CONCLUSIONS DE L'AVOCAT GÉNÉRAL

M. PIETER VERLOREN VAN THEMAAT

présentées le 6 juin 1985 ( *1 )

Monsieur le Président,

Messieurs les Juges,

Dans la présente affaire, il nous paraît possible de conclure immédiatement.

A cette fin, nous reprendrons tout d'abord intégralement le contenu du rapport d'audience. En effet, nous n'avons rien à ajouter au résumé des faits, du déroulement de la procédure et des observations écrites qu'il comporte.

I — Les faits et le déroulement de la procédure

M. Calogero Scaletta, de nationalité italienne et anciennement domicilié en Belgique, était en état d'invalidité reconnu par le conseil médical d'invalidité jusqu'au 31 octobre 1980, lorsqu'il est retourné en Italie, le 16 juin 1980, pour y établir définitivement sa résidence. Il n'avait pas sollicité à l'avance l'autorisation du médecin-conseil de l'Union nationale des fédérations mutualistes neutres de Belgique (ci-après dénommée l'UNFMNB), organisme responsable du paiement de ses prestations d'invalidité, ni même communiqué à celle-ci son changement d'adresse.

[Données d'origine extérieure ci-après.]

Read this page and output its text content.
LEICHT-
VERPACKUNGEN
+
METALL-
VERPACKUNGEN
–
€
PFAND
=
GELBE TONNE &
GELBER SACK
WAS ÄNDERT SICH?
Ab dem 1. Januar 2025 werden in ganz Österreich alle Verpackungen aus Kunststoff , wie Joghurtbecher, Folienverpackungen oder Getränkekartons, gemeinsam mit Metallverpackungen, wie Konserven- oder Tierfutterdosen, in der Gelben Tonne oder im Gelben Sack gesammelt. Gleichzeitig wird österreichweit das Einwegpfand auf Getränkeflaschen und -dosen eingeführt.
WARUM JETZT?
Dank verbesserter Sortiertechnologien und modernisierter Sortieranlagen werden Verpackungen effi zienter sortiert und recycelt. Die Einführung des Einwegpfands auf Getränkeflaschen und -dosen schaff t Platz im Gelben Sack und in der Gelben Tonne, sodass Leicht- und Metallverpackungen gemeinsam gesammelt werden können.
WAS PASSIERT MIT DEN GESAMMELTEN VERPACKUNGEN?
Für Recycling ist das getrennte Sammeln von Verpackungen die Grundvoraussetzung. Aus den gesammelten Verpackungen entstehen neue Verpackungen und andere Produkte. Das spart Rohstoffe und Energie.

Le 4 septembre 1980, l'UNFMNB a été avisée par l'Institut national d'assurance maladie de Turin (Italie) du transfert de résidence de M. Scaletta.

Par lettre du 23 octobre 1980, la Fédération mutualiste neutre de Mons, agissant pour l'UNFMNB, a informé M. Scaletta de ce que, faute par lui d'avoir obtenu, conformément à l'article 22, paragraphe 1, sous b), du règlement no 1408/71 du Conseil, du 14 juin 1971, relatif à l'application des régimes de sécurité sociale aux travailleurs salariés et à leur famille qui se déplacent à l'intérieur de la Communauté, l'autorisation de l'organisme assureur belge de transférer sa résidence sur le territoire d'un autre État membre, ses prestations d'invalidité lui étaient refusées pour la période du 16 juin au 4 septembre 1980, pendant laquelle l'UNFMNB n'avait pas eu connaissance de son transfert de résidence vers l'Italie.

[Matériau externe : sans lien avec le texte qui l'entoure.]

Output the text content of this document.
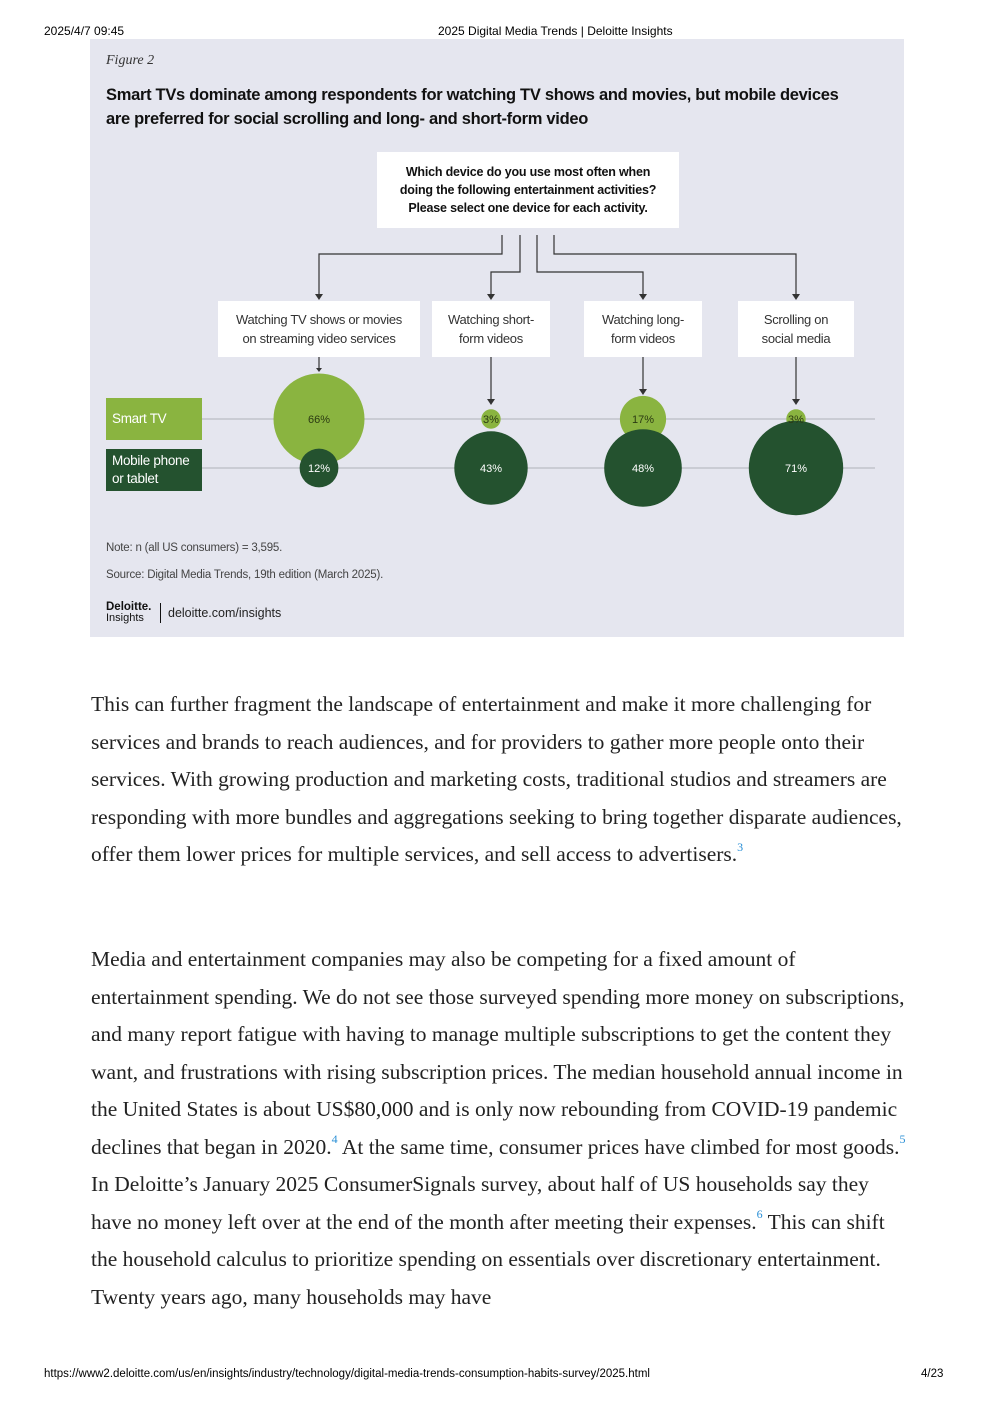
2025/4/7 09:45	2025 Digital Media Trends | Deloitte Insights
Figure 2
Smart TVs dominate among respondents for watching TV shows and movies, but mobile devices are preferred for social scrolling and long- and short-form video
66%	3%	17%	3%
12%	43%	48%	71%
Which device do you use most often when
doing the following entertainment activities?
Please select one device for each activity.
Watching TV shows or movies
on streaming video services
Watching short-
form videos
Watching long-
form videos
Scrolling on
social media
Smart TV
Mobile phone
or tablet
Note: n (all US consumers) = 3,595.
Source: Digital Media Trends, 19th edition (March 2025).
Deloitte.
Insights	deloitte.com/insights

This can further fragment the landscape of entertainment and make it more challenging for services and brands to reach audiences, and for providers to gather more people onto their services. With growing production and marketing costs, traditional studios and streamers are responding with more bundles and aggregations seeking to bring together disparate audiences, offer them lower prices for multiple services, and sell access to advertisers.$^3$

Media and entertainment companies may also be competing for a fixed amount of entertainment spending. We do not see those surveyed spending more money on subscriptions, and many report fatigue with having to manage multiple subscriptions to get the content they want, and frustrations with rising subscription prices. The median household annual income in the United States is about US$80,000 and is only now rebounding from COVID-19 pandemic declines that began in 2020.$^4$ At the same time, consumer prices have climbed for most goods.$^5$ In Deloitte’s January 2025 ConsumerSignals survey, about half of US households say they have no money left over at the end of the month after meeting their expenses.$^6$ This can shift the household calculus to prioritize spending on essentials over discretionary entertainment. Twenty years ago, many households may have

https://www2.deloitte.com/us/en/insights/industry/technology/digital-media-trends-consumption-habits-survey/2025.html	4/23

En fait, les prestations d'invalidité afférentes à cette période n'avaient pas pu être versées à M. Scaletta, les assignations postales normalement utilisées à cet effet ayant été retournées à l'expéditeur faute de réception par leur destinataire. Le refus de l'UNFMNB de régulariser le paiement de ces prestations après qu'elle eut connaissance de la nouvelle adresse de M. Scaletta était également justifié par l'article 70, paragraphe 1, de la loi belge du 9 août 1963, instituant et organisant un régime d'assurance obligatoire contre la maladie et l'invalidité (Moniteur belge des 1er et 2. 11. 1963), selon iequel « les prestations prévues par la présente loi ne sont pas accordées lorsque le bénéficiaire ne se trouve pas effectivement sur le territoire belge au moment où il fait appel aux prestations ».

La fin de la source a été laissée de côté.